In short, design as communication requires a storytelling approach, the designer must speak to the user through colors, shapes, and animations, providing implicit cues on how to act. When scenic effects are overdone or usability fundamentals are overlooked, users notice immediately.

 

 

Towards a balanced design in the future

The case of Apple and Liquid Glass shows that leading companies continue to push aesthetic boundaries, but must also deal with user reactions. The evolution of software design involves smart integration of hardware and UI, as Apple highlights, but also focuses on simplicity and accessibility.

The ideal future is a user-centered design, where stylistic innovation coexists with strict usability standards.
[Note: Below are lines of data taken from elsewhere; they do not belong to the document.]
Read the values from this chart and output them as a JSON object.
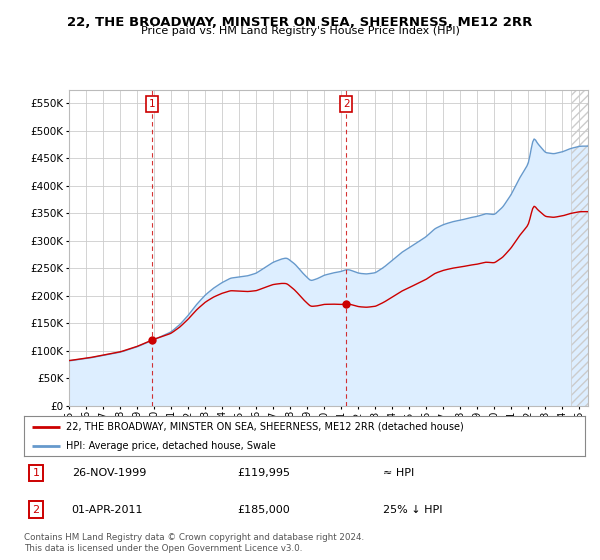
{
  "title": "22, THE BROADWAY, MINSTER ON SEA, SHEERNESS, ME12 2RR",
  "subtitle": "Price paid vs. HM Land Registry's House Price Index (HPI)",
  "legend_line1": "22, THE BROADWAY, MINSTER ON SEA, SHEERNESS, ME12 2RR (detached house)",
  "legend_line2": "HPI: Average price, detached house, Swale",
  "annotation1_date": "26-NOV-1999",
  "annotation1_price": "£119,995",
  "annotation1_hpi": "≈ HPI",
  "annotation2_date": "01-APR-2011",
  "annotation2_price": "£185,000",
  "annotation2_hpi": "25% ↓ HPI",
  "footer": "Contains HM Land Registry data © Crown copyright and database right 2024.\nThis data is licensed under the Open Government Licence v3.0.",
  "price_color": "#cc0000",
  "hpi_color": "#6699cc",
  "hpi_fill_color": "#ddeeff",
  "background_color": "#ffffff",
  "grid_color": "#cccccc",
  "annotation_box_color": "#cc0000",
  "sale1_year": 1999,
  "sale1_month": 11,
  "sale1_y": 119995,
  "sale2_year": 2011,
  "sale2_month": 4,
  "sale2_y": 185000,
  "ylim": [
    0,
    575000
  ],
  "yticks": [
    0,
    50000,
    100000,
    150000,
    200000,
    250000,
    300000,
    350000,
    400000,
    450000,
    500000,
    550000
  ],
  "xmin": 1995.0,
  "xmax": 2025.5
}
Emerging technologies (augmented reality, artificial intelligence, voice or gesture-based interfaces) impose a new pragmatism, the interface must become increasingly invisible, adaptive, and multisensory.

In this scenario, “beauty” must further support function, beauty and utility together will hold attention without sacrificing effectiveness. For designers and developers, the challenge is clear: to experiment with new styles and materials without ever forgetting that design is, above all, communication and ease of use.

Only then will the software of tomorrow truly be “delightful,” as Apple envisions it, without turning into a sterile style exercise.